Sala vazia, e ela estava sentada na cadeira do professor. Concentradíssima em sua leitura, fazia hora para a aula começar. Gostava de ler em voz alta quando não havia ninguém por perto. Sentia que cada palavra ganhava vida ao ser proferida em alto e bom som. As palavras eram tocadas por seus olhos, decifradas por seu cérebro e, uma vez trazidas ao mundo pela sua voz, reverberavam pelo chão, abalando de forma quase sísmica a energia do lugar.
Ele passou direto por aquela sala. Estava com pressa, mesmo tendo tempo de sobra. Foi quando ouviu uma voz recitando poesias. Engoliu sua pressa e deu três passos para trás. Permaneceu parado por alguns instantes e, instintivamente, entrou na sala.
- Com licença - disse, como um despertador, acordando a menina de seu sonho.
- Toda - respondeu-lhe, fechando o livro e repousando-o sobre a mesa.
- Bilac? - observou o menino, esticando os olhos sobre o livro.
- É... - confirmou, num sorriso sem graça e recíproco.
- Cê sabe que Via Láctea é a única coisa boa dele, né?
- Não é verdade! Essa antologia é muito boa. As pessoas são muito preconceituosas com parnasianismo - disse, desolada.
- Parnasianismo é chato - provocou.
- Chato é quem não gosta de parnasianismo - retrucou, sapeca.

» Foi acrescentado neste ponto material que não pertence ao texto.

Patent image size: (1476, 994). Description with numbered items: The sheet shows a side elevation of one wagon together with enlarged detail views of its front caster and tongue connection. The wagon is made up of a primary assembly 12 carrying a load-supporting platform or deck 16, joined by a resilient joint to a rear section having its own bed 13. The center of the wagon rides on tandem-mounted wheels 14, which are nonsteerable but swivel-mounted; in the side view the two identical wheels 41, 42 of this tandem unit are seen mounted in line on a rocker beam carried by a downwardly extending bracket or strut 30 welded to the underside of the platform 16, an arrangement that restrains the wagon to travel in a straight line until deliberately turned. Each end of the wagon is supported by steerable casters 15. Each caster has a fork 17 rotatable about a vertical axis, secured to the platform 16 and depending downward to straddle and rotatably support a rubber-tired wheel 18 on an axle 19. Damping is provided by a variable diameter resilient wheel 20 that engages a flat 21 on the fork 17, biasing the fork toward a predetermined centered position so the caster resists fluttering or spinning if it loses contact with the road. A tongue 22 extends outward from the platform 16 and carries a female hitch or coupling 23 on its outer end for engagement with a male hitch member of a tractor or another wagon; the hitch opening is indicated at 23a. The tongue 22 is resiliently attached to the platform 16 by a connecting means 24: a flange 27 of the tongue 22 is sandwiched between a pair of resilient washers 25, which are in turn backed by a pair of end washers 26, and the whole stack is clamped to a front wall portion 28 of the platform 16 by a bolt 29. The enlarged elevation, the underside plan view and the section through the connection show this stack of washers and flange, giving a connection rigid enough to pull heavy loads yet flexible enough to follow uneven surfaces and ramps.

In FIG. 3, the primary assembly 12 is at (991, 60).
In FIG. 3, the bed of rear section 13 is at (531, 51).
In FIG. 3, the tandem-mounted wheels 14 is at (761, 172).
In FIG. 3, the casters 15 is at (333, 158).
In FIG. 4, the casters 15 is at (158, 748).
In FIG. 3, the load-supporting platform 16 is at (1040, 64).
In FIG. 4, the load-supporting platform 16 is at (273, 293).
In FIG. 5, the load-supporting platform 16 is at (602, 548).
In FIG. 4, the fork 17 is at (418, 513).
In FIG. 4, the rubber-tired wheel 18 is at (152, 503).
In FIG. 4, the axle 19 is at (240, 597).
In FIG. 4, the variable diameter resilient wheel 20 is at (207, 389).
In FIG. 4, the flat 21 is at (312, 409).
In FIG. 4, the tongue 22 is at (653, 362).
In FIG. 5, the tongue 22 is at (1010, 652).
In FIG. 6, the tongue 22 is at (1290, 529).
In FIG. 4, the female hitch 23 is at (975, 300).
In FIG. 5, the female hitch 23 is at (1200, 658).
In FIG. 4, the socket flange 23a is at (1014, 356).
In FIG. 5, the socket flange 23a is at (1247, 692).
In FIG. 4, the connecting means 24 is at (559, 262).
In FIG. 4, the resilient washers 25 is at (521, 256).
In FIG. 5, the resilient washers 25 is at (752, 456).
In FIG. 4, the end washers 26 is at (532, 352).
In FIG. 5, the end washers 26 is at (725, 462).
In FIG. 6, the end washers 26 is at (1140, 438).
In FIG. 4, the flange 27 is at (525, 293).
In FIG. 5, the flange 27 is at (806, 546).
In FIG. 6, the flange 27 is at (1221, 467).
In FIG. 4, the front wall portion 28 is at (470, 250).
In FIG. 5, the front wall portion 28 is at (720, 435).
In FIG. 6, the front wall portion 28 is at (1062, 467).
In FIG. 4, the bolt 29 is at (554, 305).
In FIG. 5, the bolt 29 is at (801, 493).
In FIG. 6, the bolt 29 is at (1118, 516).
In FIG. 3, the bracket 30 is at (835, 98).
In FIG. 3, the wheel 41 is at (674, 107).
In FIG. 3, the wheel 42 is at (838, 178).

Ambos sorriram. Presentearam-se, naquele instante, pela primeira vez. Cada um deu de presente ao outro seu sorriso rasgado mais bonito e mais espontâneo. Ele apoiou a mochila numa das carteiras e sentou na mesa do professor, ficando cara a cara com a menina. Falaram de literatura até não poder mais. Falaram de música até poder pra sempre. Trocaram diversos sorrisos bobos. Num dado momento, um cílio caiu de um dos olhos do menino e pousou em sua bochecha.
- Com licença - disse-lhe a menina, como um despertador, acordando o menino de seu sonho. Quanto tempo eles teriam ficado conversando?
- Toda - respondeu, observando-a equilibrar o cílio cuidadosamente sobre seu dedo.
- Faz um pedido - o menino uniu seu dedo ao dela, e, ao afastá-lo, levou consigo seu próprio cílio - Seu pedido vai ser realizar - disse a menina, desviando seu olhar para o chão.
- Vai? - perguntou-lhe, enquanto puxava o rosto da menina para o seu campo de visão.
- Vai - disse-lhe, sorrindo. E portava no olhar uma malícia da qual não se sabia dona. Beijaram-se longamente.
- Com licença - disse uma voz vinda da porta da sala. Um grupo de alunos também havia chegado mais cedo para a aula.
- Toda - disseram em uníssono, com um sorriso bobo em cada rosto, antes de pegarem suas coisas e saírem, de mãos dadas, pelo corredor.